Si le salaire moyen proposé par l’UGTA satisfait, pour le moment, l’Association des consommateurs, le Dr Lyes Merabet, président du Syndicat national des praticiens de santé publique (SNPSP) et membre de la Confédération des syndicats algériens (CSA), le rejette catégoriquement.

« Nous préférons parler de mécanismes de protection du pouvoir d’achat. Celui-ci n’est pas uniquement tributaire d’une augmentation de salaire ; il n’en est qu’un des éléments », soutient-il dans une déclaration à TSA.

Pour le Dr Merabet, la solution vient de la « maîtrise du taux d’inflation et la mise en place de mécanismes de protection du pouvoir d’achat ».

« Au sein de la CSA, et auparavant dans le cadre de l’Intersyndicale, nous avons toujours appelé à la mise en place d’un observatoire national pour la protection du pouvoir d’achat. Ce dispositif ne serait pas une invention algérienne puisqu’il existe dans d’autres pays.
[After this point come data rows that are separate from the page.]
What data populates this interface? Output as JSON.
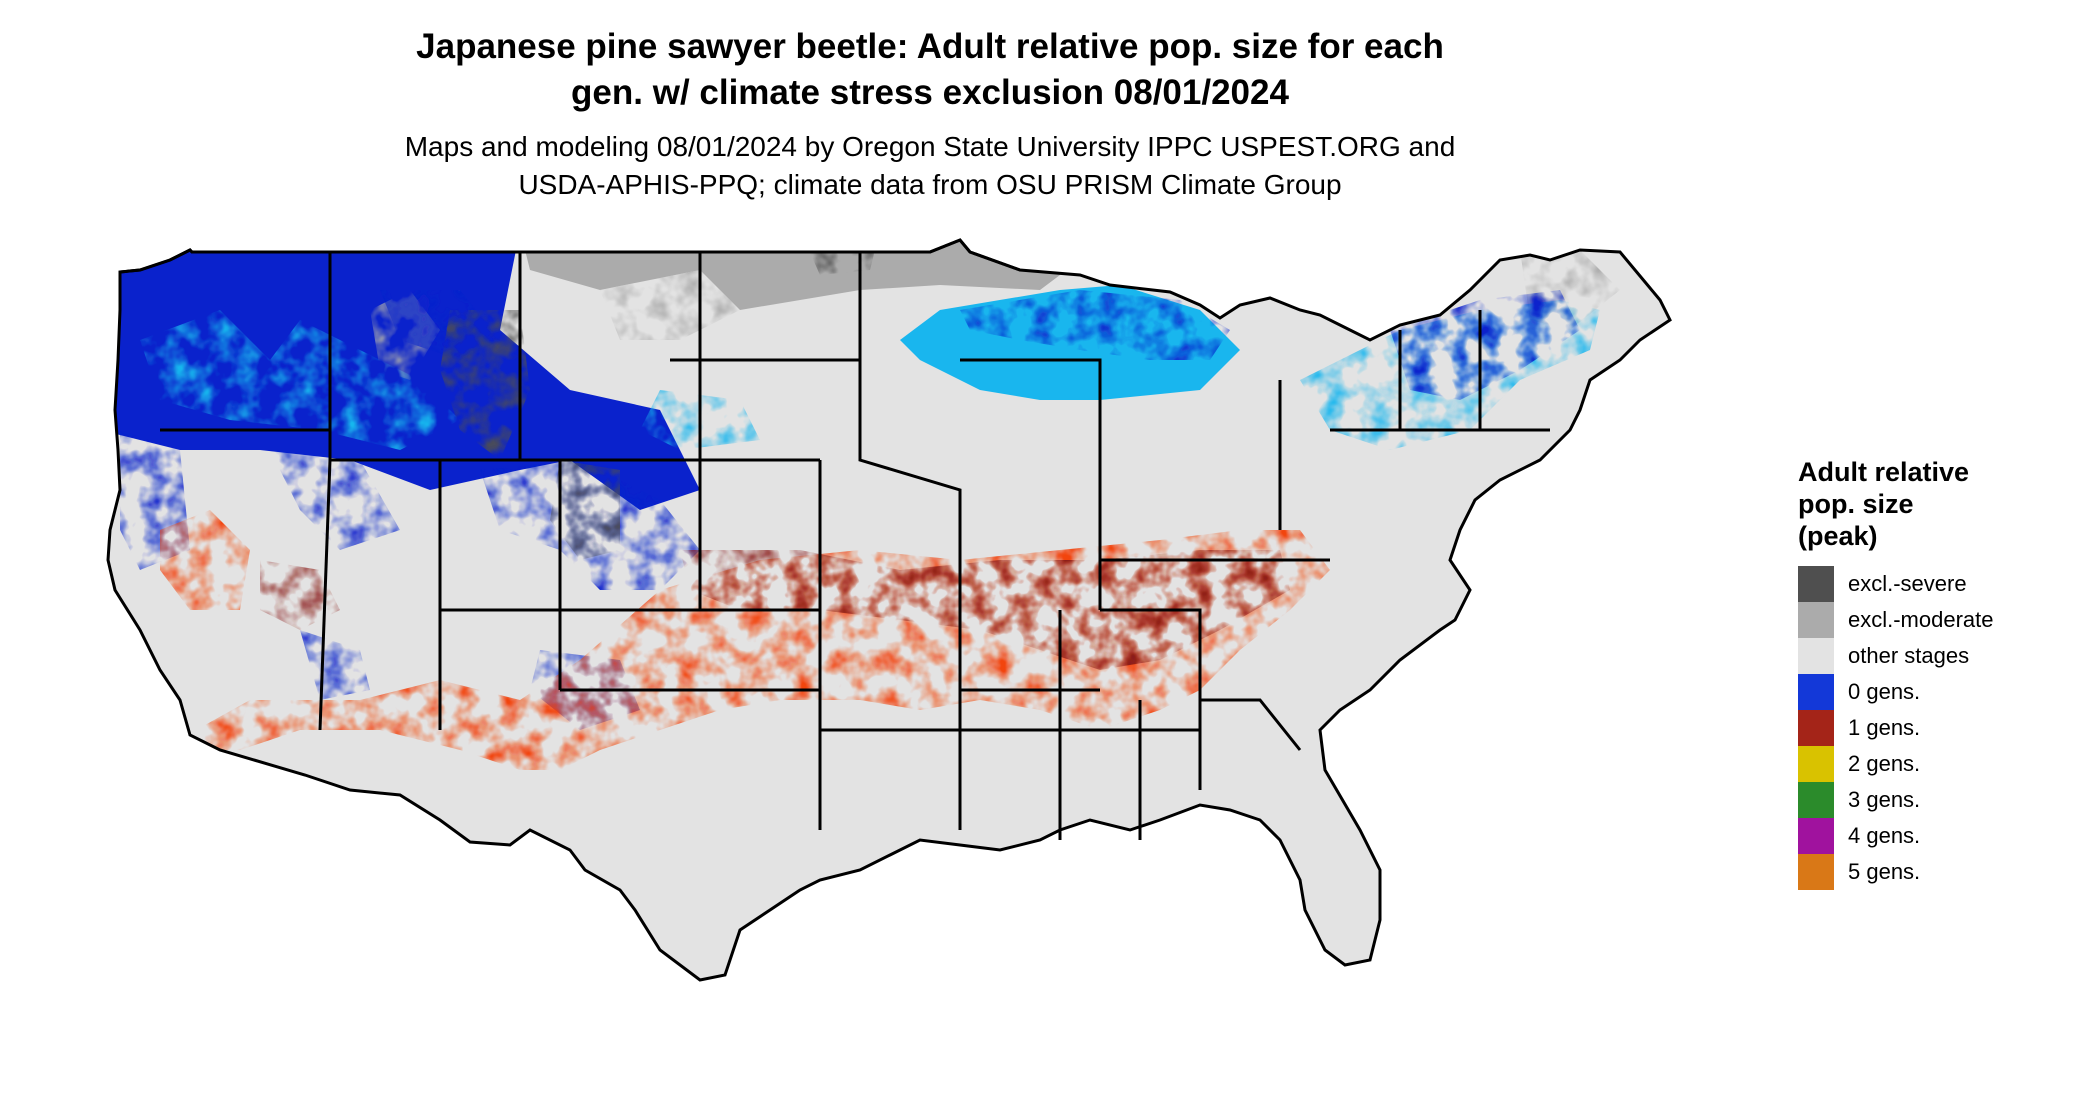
{
  "title": {
    "line1": "Japanese pine sawyer beetle: Adult relative pop. size for each",
    "line2": "gen. w/ climate stress exclusion 08/01/2024"
  },
  "subtitle": {
    "line1": "Maps and modeling 08/01/2024 by Oregon State University IPPC USPEST.ORG and",
    "line2": "USDA-APHIS-PPQ; climate data from OSU PRISM Climate Group"
  },
  "legend": {
    "title_line1": "Adult relative",
    "title_line2": "pop. size",
    "title_line3": "(peak)",
    "items": [
      {
        "label": "excl.-severe",
        "color": "#4f4f4f"
      },
      {
        "label": "excl.-moderate",
        "color": "#ababab"
      },
      {
        "label": "other stages",
        "color": "#e3e3e3"
      },
      {
        "label": "0 gens.",
        "color": "#1338d8"
      },
      {
        "label": "1 gens.",
        "color": "#a42418"
      },
      {
        "label": "2 gens.",
        "color": "#d9c200"
      },
      {
        "label": "3 gens.",
        "color": "#2b8b2b"
      },
      {
        "label": "4 gens.",
        "color": "#a0129e"
      },
      {
        "label": "5 gens.",
        "color": "#d97817"
      }
    ]
  },
  "map_colors": {
    "background": "#e3e3e3",
    "excl_severe": "#4f4f4f",
    "excl_moderate": "#ababab",
    "zero_gens_dark": "#0a22cc",
    "zero_gens_light": "#19b6ee",
    "one_gen_dark": "#8b1e1a",
    "one_gen_light": "#f2440c",
    "two_gens": "#e6d400",
    "border": "#000000"
  }
}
Sa mission consiste essentiellement en l’évaluation de manière régulière des taux d’inflation, de la parité de la monnaie nationale par rapport aux autres devises, ou encore l’indice des prix des produits de large consommation », développe Lyes Merabet.

Le président du SNPSP ne manque pas d’accuser l’UGTA d’être à « l’origine du marasme dans lequel se débat le travailleur algérien. «

« L’UGTA n’a rien dit au sujet de toutes les décisions irréfléchies et irresponsables prises par les gouvernements précédents, notamment la planche à billets. Au contraire, ses dirigeants ont même cautionné et applaudi la mesure », critique Merabet.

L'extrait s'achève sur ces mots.